Guides

Data augmentation

DeepPoseKit uses imgaug to apply randomised geometric and photometric augmentations during training, improving robustness to lighting, perspective and noise.

Augmentations are configured as a pipeline of imgaug operations. Geometric transforms are applied jointly to images and keypoints; photometric transforms apply only to images.

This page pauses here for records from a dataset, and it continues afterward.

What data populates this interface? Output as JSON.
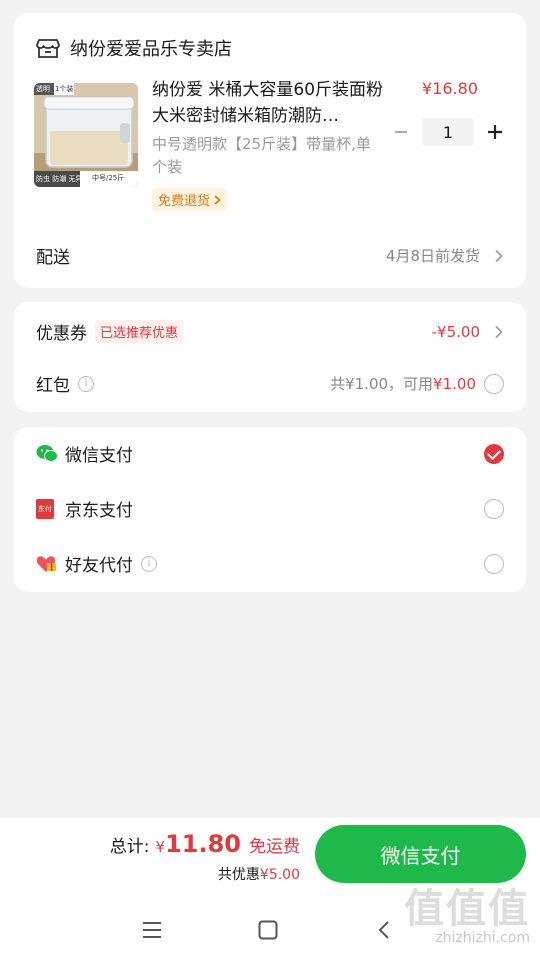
{
  "shop": {
    "name": "纳份爱爱品乐专卖店",
    "product": {
      "title": "纳份爱 米桶大容量60斤装面粉大米密封储米箱防潮防…",
      "spec": "中号透明款【25斤装】带量杯,单个装",
      "return_badge": "免费退货",
      "price": "¥16.80",
      "quantity": "1",
      "img_tag1": "透明",
      "img_tag2": "1个装",
      "img_label1": "防虫 防潮 无异味",
      "img_label2": "中号/25斤"
    },
    "delivery": {
      "label": "配送",
      "value": "4月8日前发货"
    }
  },
  "discounts": {
    "coupon": {
      "label": "优惠券",
      "tag": "已选推荐优惠",
      "value": "-¥5.00"
    },
    "redpacket": {
      "label": "红包",
      "total": "共¥1.00，可用",
      "usable": "¥1.00"
    }
  },
  "payment": {
    "methods": [
      {
        "label": "微信支付",
        "icon": "wechat-icon",
        "selected": true
      },
      {
        "label": "京东支付",
        "icon": "jdpay-icon",
        "selected": false
      },
      {
        "label": "好友代付",
        "icon": "heart-gift-icon",
        "selected": false
      }
    ],
    "jd_icon_text": "东付"
  },
  "summary": {
    "total_label": "总计:",
    "currency": "¥",
    "total_amount": "11.80",
    "free_shipping": "免运费",
    "saved_prefix": "共优惠",
    "saved_amount": "¥5.00",
    "pay_button": "微信支付"
  },
  "watermark": {
    "big": "值值值",
    "small": "zhizhizhi.com"
  },
  "colors": {
    "accent_red": "#e4393c",
    "pay_green": "#1fb84a"
  }
}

Recommended starter pipeline

from imgaug import augmenters as iaa

augmenter = iaa.Sequential([
    iaa.Affine(
        scale=(0.8, 1.2),
        rotate=(-180, 180),
        translate_percent={'x': (-0.05, 0.05), 'y': (-0.05, 0.05)},
    ),
    iaa.AdditiveGaussianNoise(scale=(0, 0.05 * 255)),
    iaa.Multiply((0.8, 1.2)),
    iaa.LinearContrast((0.7, 1.3)),
])

Plug it into the TrainingGenerator

from deepposekit.io import TrainingGenerator

train_generator = TrainingGenerator(
    generator=data_generator,
    augmenter=augmenter,
    downsample_factor=2,
    sigma=5,
)

Sanity-check your pipeline

Always inspect a few augmented samples before kicking off a long training run — it’s the cheapest way to catch a misconfigured rotation or accidentally inverted contrast.